Bu noktada sahip olduğumuz insan potansiyeli deyince ilk aklımıza gelen; gençlerimiz. Türkiye'nin genç ve dinamik nüfusu, ülkenin en büyük varlığıdır. Ortalama yaşın düşük olması, inovasyon ve girişimciliğin can damarıdır. Bu genç beyinler, yeni teknolojileri benimseyerek, yaratıcı fikirlerle ekonomiye ivme kazandırmaktadır. Onların enerjisi, Türkiye'nin geleceğinin mimarıdır; umut dolu bir gelecek inşa etmektedirler. En azından biz büyükler böyle olması gerektiğine inanıyor ve böyle ümit ediyoruz. Onları bekleyen pek çok tehlike ve risk var evet lakin önceki nesillerin tecrübesi, tarihin yol göstermesi, hakikat peşinde koşanların ışığı en büyük yardımcıları olacaktır.

Türkiye'nin genç ve dinamik nüfusu, ülkenin en büyük varlıklarından biridir. Bu genç nüfus, yenilikçi fikirler, yaratıcı çözümler ve girişimci ruhla ülkenin kalkınmasına büyük katkı sağlayabilir. Ancak bu potansiyel, eğitim ve istihdam olanaklarıyla desteklenmeli. Eğitim sisteminin niteliği ve iş piyasasının ihtiyaçlarına uygunluğu, gençlerin yeteneklerini tam olarak ortaya koyabilmeleri için kritik öneme sahip. Mühendislik, teknoloji, sağlık, sanat ve kültür gibi alanlarda başarılı bireyler yetiştirerek uluslararası alanda rekabet gücünü artırabiliriz. Bu yetenekli bireylerin yurt dışında beyin göçü yaşamadan ülkede kalmaları ve yeteneklerini kullanmaları için uygun çalışma ortamları ve teşvikler sağlanmalıdır. Bu bağlamada araştırma ve geliştirmeye yapılan yatırımların artırılması da büyük önem taşıyor nitekim.

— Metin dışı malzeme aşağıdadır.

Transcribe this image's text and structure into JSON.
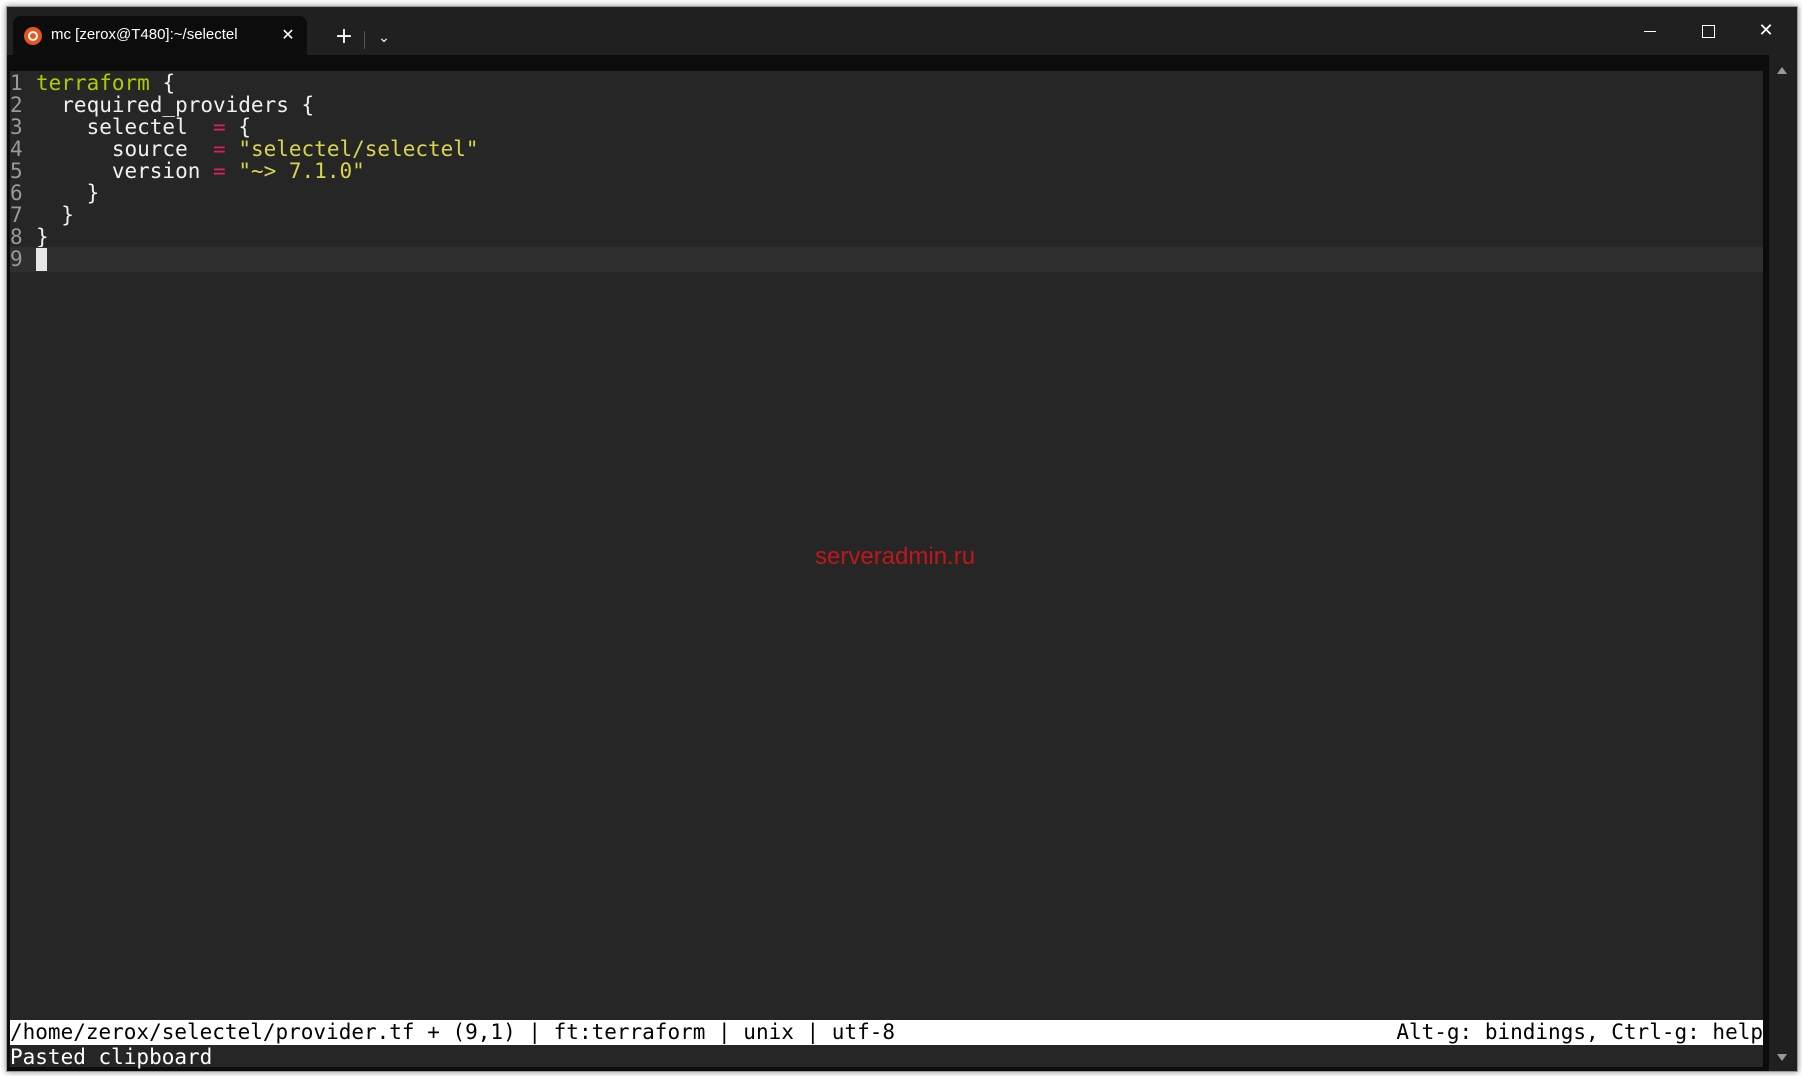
{
  "window": {
    "tab_title": "mc [zerox@T480]:~/selectel",
    "tab_icon": "ubuntu-logo",
    "close_glyph": "✕",
    "new_tab_glyph": "+",
    "dropdown_glyph": "⌄",
    "window_close_glyph": "✕"
  },
  "editor": {
    "lines": [
      {
        "num": "1",
        "tokens": [
          {
            "t": "terraform",
            "c": "kw"
          },
          {
            "t": " {",
            "c": "plain"
          }
        ]
      },
      {
        "num": "2",
        "tokens": [
          {
            "t": "  required_providers {",
            "c": "plain"
          }
        ]
      },
      {
        "num": "3",
        "tokens": [
          {
            "t": "    selectel  ",
            "c": "plain"
          },
          {
            "t": "=",
            "c": "op"
          },
          {
            "t": " {",
            "c": "plain"
          }
        ]
      },
      {
        "num": "4",
        "tokens": [
          {
            "t": "      source  ",
            "c": "plain"
          },
          {
            "t": "=",
            "c": "op"
          },
          {
            "t": " ",
            "c": "plain"
          },
          {
            "t": "\"selectel/selectel\"",
            "c": "str"
          }
        ]
      },
      {
        "num": "5",
        "tokens": [
          {
            "t": "      version ",
            "c": "plain"
          },
          {
            "t": "=",
            "c": "op"
          },
          {
            "t": " ",
            "c": "plain"
          },
          {
            "t": "\"~> 7.1.0\"",
            "c": "str"
          }
        ]
      },
      {
        "num": "6",
        "tokens": [
          {
            "t": "    }",
            "c": "plain"
          }
        ]
      },
      {
        "num": "7",
        "tokens": [
          {
            "t": "  }",
            "c": "plain"
          }
        ]
      },
      {
        "num": "8",
        "tokens": [
          {
            "t": "}",
            "c": "plain"
          }
        ]
      },
      {
        "num": "9",
        "tokens": []
      }
    ],
    "current_line": 9,
    "watermark": "serveradmin.ru"
  },
  "status": {
    "left": "/home/zerox/selectel/provider.tf + (9,1) | ft:terraform | unix | utf-8",
    "right": "Alt-g: bindings, Ctrl-g: help"
  },
  "message": "Pasted clipboard",
  "colors": {
    "keyword": "#a8d000",
    "operator": "#e0205a",
    "string": "#d8d44c",
    "background": "#262626",
    "line_number": "#9a9a9a"
  }
}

Meselenin tam da bu noktasında şu ikazı da tespit etmiş olalım; siyasi ve politik kutuplaşmalar, aslı ve temeli boş geçici ideolojik saplantılar, niyet ve amacından sapmış gruplaşmalar gençlerin bakış açılarını ve zihinlerini bulandırmaya yeter ve artar. “Sorgula, eleştir, itiraz et, araştır, dik ve asil dur” gibi gerçekçi ve bilimsel tavsiyeler, anlam arayışında vereceğimiz nasihatler hakikat uğruna olmalı. İdeolojik ve ne olduğu belli olmayan kaynak ve mevkilerin arkasında ne olduğunu da görmeleri için fırsat verilmeli. Neye neden karşı olduğunu bilen, aklı ve inancıyla, bilgisi ve birikimiyle adımlarını belirleyen gençlerin bu ülkenin kudreti olduğunu unutmamak gerek.